Ce sont des chiffres qui donnent froid dans le dos. Dans la bande de Gaza devenu un champ de ruines et de désolation, pas moins de 32 975 personnes dont 13 800 enfants et au moins 3250 femmes sont décédés. Et ce, selon les récents décomptes macabres de l’UNICEF. De plus, près de 75 577 personnes sont blessées dont 12 300 enfants. Plus de 17 000 enfants sont séparés de leurs parents. Des dizaines de milliers d’autres sont portés disparus. Les femmes et les enfants représentent 70 % des victimes.
Aurait-il fallu autant de victimes civiles dans cette sale guerre génocidaire menée depuis presque six mois par les forces d’occupation israéliennes pour que la communauté internationale comprenne enfin qu’il est impératif d’instaurer dans l’immédiat un cessez-le-feu pour mettre fin à une situation humanitaire catastrophique à Gaza; avant de songer à la solution à deux États : à savoir la reconnaissance mutuelle par les Israéliens et les Palestiniens de deux États vivant en paix côte à côte. Une chimère? Pas autant que cela.
« La solution la moins mauvaise »
« Je continue à penser que la solution à deux États reste la moins mauvaise et la moins irréaliste des options possibles ». C’est ce qu’affirme Ghassan Salamé, ancien ministre au Liban, professeur en relations internationales, ex-émissaire de l’ONU et observateur avisé du Moyen-Orient qui côtoie les acteurs du conflit israélo-palestinien depuis des décennies.

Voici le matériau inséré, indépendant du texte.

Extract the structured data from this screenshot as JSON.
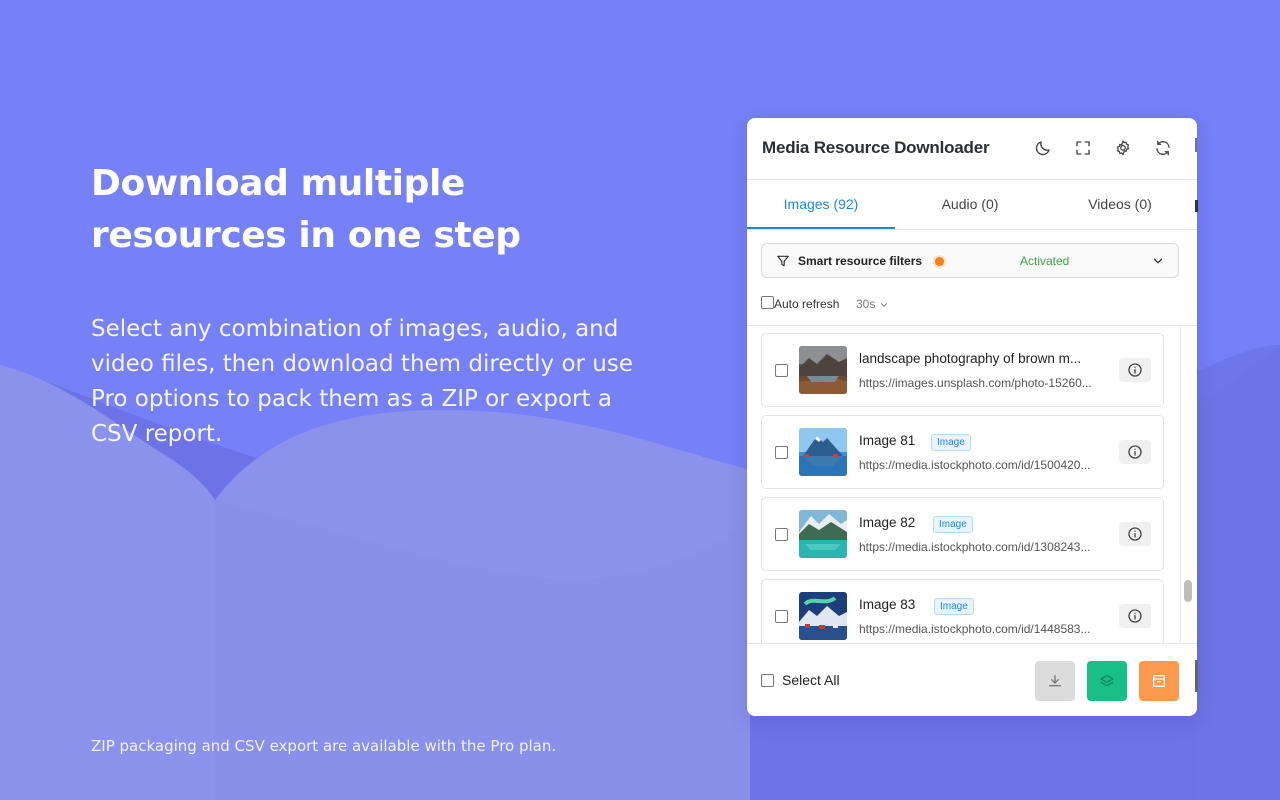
{
  "hero": {
    "title": "Download multiple resources in one step",
    "description": "Select any combination of images, audio, and video files, then download them directly or use Pro options to pack them as a ZIP or export a CSV report.",
    "footnote": "ZIP packaging and CSV export are available with the Pro plan."
  },
  "panel": {
    "title": "Media Resource Downloader",
    "header_icons": [
      "moon-icon",
      "fullscreen-icon",
      "gear-icon",
      "refresh-icon"
    ],
    "tabs": [
      {
        "label": "Images (92)",
        "active": true
      },
      {
        "label": "Audio (0)",
        "active": false
      },
      {
        "label": "Videos (0)",
        "active": false
      }
    ],
    "filter": {
      "label": "Smart resource filters",
      "status": "Activated"
    },
    "auto_refresh": {
      "label": "Auto refresh",
      "interval": "30s",
      "checked": false
    },
    "items": [
      {
        "name": "landscape photography of brown m...",
        "badge": "",
        "url": "https://images.unsplash.com/photo-15260...",
        "thumb": "mountain-lake-photo"
      },
      {
        "name": "Image 81",
        "badge": "Image",
        "url": "https://media.istockphoto.com/id/1500420...",
        "thumb": "blue-mountain-photo"
      },
      {
        "name": "Image 82",
        "badge": "Image",
        "url": "https://media.istockphoto.com/id/1308243...",
        "thumb": "turquoise-lake-photo"
      },
      {
        "name": "Image 83",
        "badge": "Image",
        "url": "https://media.istockphoto.com/id/1448583...",
        "thumb": "aurora-village-photo"
      }
    ],
    "footer": {
      "select_all_label": "Select All",
      "buttons": [
        {
          "icon": "download-icon",
          "color": "#dcdcdc"
        },
        {
          "icon": "layers-icon",
          "color": "#18bf86"
        },
        {
          "icon": "archive-icon",
          "color": "#fd9a4c"
        }
      ]
    }
  },
  "colors": {
    "background": "#7680f7",
    "accent": "#1d87e4",
    "active_status": "#3aa54b",
    "filter_dot": "#fa7d1a"
  }
}
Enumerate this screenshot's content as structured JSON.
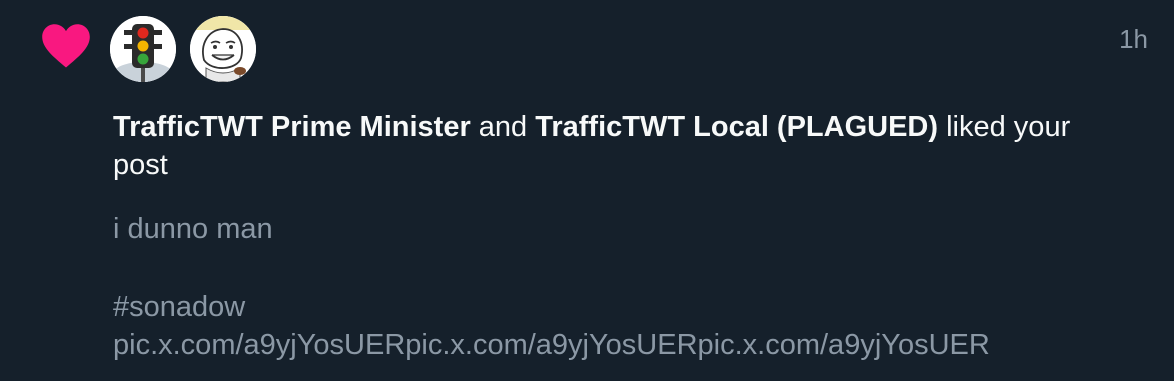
{
  "notification": {
    "type_icon": "heart-icon",
    "accent_color": "#f91880",
    "timestamp": "1h",
    "likers": [
      {
        "name": "TrafficTWT Prime Minister",
        "avatar_icon": "traffic-light-avatar"
      },
      {
        "name": "TrafficTWT Local (PLAGUED)",
        "avatar_icon": "meme-face-avatar"
      }
    ],
    "connector": "and",
    "action_text": "liked your post",
    "post_preview": {
      "text": "i dunno man",
      "hashtag": "#sonadow",
      "links": "pic.x.com/a9yjYosUERpic.x.com/a9yjYosUERpic.x.com/a9yjYosUER"
    }
  }
}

« Je le dis à la fois par principe moral mais aussi par calcul politique », a-t-il ajouté dans un entretien hier jeudi avec nos confrères de France 24. « Par principe moral parce qu’il me semble qu’un peuple de plus de 10 millions de personnes, le peuple palestinien, ne peut pas être le seul puni par ce conflit interminable. Il ne peut pas être le seul à être privé de normalité et d’existence politique. Sans parler de soutien humanitaire ou de prospérité économique. C’est important, mais ce n’est pas l’essentiel. L’essentiel, ce sont les droits politiques du peuple palestinien. Je le dis aussi par calcul politique. Je suis né libanais et ayant vu les retombées du conflit israélo-palestinien sur mon petit pays, je suis arrivé, il y a longtemps, à la conclusion que l’instabilité de cette région du monde est inévitable si les droits politiques du peuple palestinien devaient continuer à être ignorés ».
L’exemple espagnol
A noter que L’Espagne devrait rejoindre avant l’été les 139 pays (dont 9 Etats membres de l’Union européenne) qui reconnaissent officiellement l’État palestinien. Ainsi, le Premier ministre Pedro Sánchez, qui avait déjà promis ce geste diplomatique, a fixé le délai mardi 2 avril lors d’une visite à Amman, en Jordanie.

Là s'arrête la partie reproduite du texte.